Jonas meneó la cabeza.

—No, ésta es la única historia que conozco… o casi. —Miró a Jolenta desde lo alto de la montura.— ¿Puedo continuar, la más maravillosa de las mujeres?

Mi atención se distrajo al ver la luz del día por delante de nosotros y el disturbio entre los vehículos que atestaban el camino al querer retroceder, azotando a las bestias de tiro y tratando de abrirse paso.

—… ella distribuyó las judías entre los señores de los hombres, y les dijo que a menos que la obedecieran, los arrojaría al mar y pondría fin al mundo. Ellos la capturaron y la hicieron trizas, pues tenían un dominio cien veces más completo que el del Autarca.

—Que viva hasta ver el Sol Nuevo —murmuró Jolenta.

Dorcas me apretó todavía más el brazo y preguntó: —¿Por qué tienen tanto miedo? — Luego gritó y sepultó la cara en las manos. La punta de hierro de un látigo le había rozado la mejilla. Yo dejé atrás el petigallo, agarré el tobillo del carretero que la había golpeado y lo arranqué de su asiento. En ese momento en todo el portalón resonaban vociferaciones y juramentos y los gritos de los heridos, y los bramidos de los animales asustados; y si el desconocido continuó su historia, no pude escucharla.

El conductor que arranqué del asiento tuvo que haber muerto de inmediato. Como quería impresionar a Dorcas, yo había intentado aplicarle el tormento que llamamos dos albancoques, pero el hombre había caído bajo los pies de los peatones y las pesadas ruedas de los carros. Ni siquiera sus gritos pudieron oírse.

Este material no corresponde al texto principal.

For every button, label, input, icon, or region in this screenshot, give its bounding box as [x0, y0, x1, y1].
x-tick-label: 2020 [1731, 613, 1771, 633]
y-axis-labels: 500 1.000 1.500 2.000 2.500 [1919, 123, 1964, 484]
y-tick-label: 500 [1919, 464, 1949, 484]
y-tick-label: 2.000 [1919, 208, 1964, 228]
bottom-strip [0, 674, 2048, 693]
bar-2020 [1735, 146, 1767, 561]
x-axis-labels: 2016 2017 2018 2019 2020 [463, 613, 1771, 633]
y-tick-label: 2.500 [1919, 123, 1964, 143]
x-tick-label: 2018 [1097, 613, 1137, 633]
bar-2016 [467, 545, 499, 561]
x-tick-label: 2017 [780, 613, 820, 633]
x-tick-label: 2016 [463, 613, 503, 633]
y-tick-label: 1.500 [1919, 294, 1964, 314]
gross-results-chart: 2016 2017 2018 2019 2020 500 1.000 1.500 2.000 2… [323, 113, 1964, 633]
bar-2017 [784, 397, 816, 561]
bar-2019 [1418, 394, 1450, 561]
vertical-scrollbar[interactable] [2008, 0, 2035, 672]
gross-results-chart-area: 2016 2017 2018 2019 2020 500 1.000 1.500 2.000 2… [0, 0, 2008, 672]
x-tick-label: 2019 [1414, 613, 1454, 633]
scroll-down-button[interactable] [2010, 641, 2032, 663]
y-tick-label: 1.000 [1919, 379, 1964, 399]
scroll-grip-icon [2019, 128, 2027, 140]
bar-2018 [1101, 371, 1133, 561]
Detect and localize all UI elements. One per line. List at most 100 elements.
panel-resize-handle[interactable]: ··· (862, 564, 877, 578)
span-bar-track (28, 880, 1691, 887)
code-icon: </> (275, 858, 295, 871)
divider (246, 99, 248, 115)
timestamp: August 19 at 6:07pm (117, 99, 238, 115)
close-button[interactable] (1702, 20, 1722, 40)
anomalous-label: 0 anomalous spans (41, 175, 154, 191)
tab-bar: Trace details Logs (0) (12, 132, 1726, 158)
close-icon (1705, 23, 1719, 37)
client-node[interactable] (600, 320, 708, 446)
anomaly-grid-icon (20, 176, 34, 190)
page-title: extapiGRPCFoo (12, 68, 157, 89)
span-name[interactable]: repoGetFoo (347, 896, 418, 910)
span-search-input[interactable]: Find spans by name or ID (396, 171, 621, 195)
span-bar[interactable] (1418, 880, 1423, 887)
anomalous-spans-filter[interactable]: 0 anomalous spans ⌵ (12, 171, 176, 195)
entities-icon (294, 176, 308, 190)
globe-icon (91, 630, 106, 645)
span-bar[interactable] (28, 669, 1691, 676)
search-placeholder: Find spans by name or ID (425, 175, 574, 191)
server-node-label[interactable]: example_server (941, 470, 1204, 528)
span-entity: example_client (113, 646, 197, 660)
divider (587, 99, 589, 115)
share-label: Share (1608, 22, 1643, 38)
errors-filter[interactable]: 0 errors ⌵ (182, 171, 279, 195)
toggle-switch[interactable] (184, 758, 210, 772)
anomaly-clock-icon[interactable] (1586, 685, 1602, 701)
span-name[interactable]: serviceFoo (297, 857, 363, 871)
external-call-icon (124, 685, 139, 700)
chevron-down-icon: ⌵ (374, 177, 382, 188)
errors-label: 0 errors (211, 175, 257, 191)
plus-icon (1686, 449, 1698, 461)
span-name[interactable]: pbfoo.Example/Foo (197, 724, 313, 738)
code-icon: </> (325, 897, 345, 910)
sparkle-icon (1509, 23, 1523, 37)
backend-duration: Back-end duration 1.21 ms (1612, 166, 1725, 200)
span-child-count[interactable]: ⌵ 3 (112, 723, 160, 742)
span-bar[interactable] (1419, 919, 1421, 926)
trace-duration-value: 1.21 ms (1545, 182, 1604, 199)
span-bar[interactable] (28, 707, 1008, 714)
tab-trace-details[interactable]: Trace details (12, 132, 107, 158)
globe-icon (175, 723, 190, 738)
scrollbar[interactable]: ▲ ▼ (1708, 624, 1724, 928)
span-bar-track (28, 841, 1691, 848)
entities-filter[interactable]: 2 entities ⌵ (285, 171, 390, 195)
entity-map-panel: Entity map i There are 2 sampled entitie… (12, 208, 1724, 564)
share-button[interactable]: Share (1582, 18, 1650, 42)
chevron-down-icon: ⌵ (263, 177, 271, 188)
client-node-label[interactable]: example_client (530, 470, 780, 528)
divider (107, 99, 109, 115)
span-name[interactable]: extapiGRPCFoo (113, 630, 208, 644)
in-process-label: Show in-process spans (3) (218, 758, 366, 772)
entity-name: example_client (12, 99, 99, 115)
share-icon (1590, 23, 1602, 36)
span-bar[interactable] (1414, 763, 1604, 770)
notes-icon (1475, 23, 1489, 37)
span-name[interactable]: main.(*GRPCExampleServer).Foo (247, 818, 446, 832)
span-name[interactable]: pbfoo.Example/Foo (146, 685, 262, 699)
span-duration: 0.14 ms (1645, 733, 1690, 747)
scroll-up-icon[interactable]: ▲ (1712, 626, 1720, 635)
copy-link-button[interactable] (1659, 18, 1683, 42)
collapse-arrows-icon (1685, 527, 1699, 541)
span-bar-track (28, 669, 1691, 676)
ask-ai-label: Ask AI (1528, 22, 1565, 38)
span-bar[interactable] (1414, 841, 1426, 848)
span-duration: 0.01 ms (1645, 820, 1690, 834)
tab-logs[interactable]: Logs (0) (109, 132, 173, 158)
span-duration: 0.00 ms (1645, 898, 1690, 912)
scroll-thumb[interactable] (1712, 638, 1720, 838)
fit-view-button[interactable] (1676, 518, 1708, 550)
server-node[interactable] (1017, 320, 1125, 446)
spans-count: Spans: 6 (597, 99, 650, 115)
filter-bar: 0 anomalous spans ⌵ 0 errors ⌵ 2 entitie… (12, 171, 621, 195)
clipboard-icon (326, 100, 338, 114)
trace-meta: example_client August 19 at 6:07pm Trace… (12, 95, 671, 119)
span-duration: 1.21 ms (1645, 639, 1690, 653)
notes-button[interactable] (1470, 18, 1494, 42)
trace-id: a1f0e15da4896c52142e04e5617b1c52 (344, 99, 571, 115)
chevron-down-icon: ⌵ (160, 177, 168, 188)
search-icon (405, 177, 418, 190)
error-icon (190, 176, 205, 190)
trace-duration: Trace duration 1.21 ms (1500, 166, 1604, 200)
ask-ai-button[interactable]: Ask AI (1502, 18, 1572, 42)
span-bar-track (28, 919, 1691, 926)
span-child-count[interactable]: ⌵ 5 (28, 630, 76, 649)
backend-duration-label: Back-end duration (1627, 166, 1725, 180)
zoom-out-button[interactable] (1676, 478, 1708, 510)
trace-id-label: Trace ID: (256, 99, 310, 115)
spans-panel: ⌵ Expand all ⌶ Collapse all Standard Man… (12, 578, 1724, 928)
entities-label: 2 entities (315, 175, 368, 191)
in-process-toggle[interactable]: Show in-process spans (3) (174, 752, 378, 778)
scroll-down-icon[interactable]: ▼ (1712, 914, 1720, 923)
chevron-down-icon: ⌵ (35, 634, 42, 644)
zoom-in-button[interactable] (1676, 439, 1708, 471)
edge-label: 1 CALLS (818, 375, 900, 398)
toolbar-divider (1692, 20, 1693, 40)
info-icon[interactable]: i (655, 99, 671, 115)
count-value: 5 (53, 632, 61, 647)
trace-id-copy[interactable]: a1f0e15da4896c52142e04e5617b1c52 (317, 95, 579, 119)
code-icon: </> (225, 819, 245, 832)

Aquí me detengo, lector, después de haberte conducido de portalón a portalón… desde el portalón cerrado con candado y amortajado de neblina de nuestra necrópolis, hasta éste de rizadas volutas de humo, este portalón que es quizá, el más grande que exista, el más grande que haya existido jamás. Fue entrando por él que llegué a este otro. Y con seguridad, cuando entré por este segundo portalón, empecé una vez más a andar por un nuevo camino. Desde ese gran portalón en adelante, durante largo tiempo, partiría de la Ciudad Imperecedera y recorrería los bosques y los pastizales, las montañas y las junglas del norte.

Aquí me detengo. Si no quieres seguirme, lector, no puedo culparte. El camino no es fácil.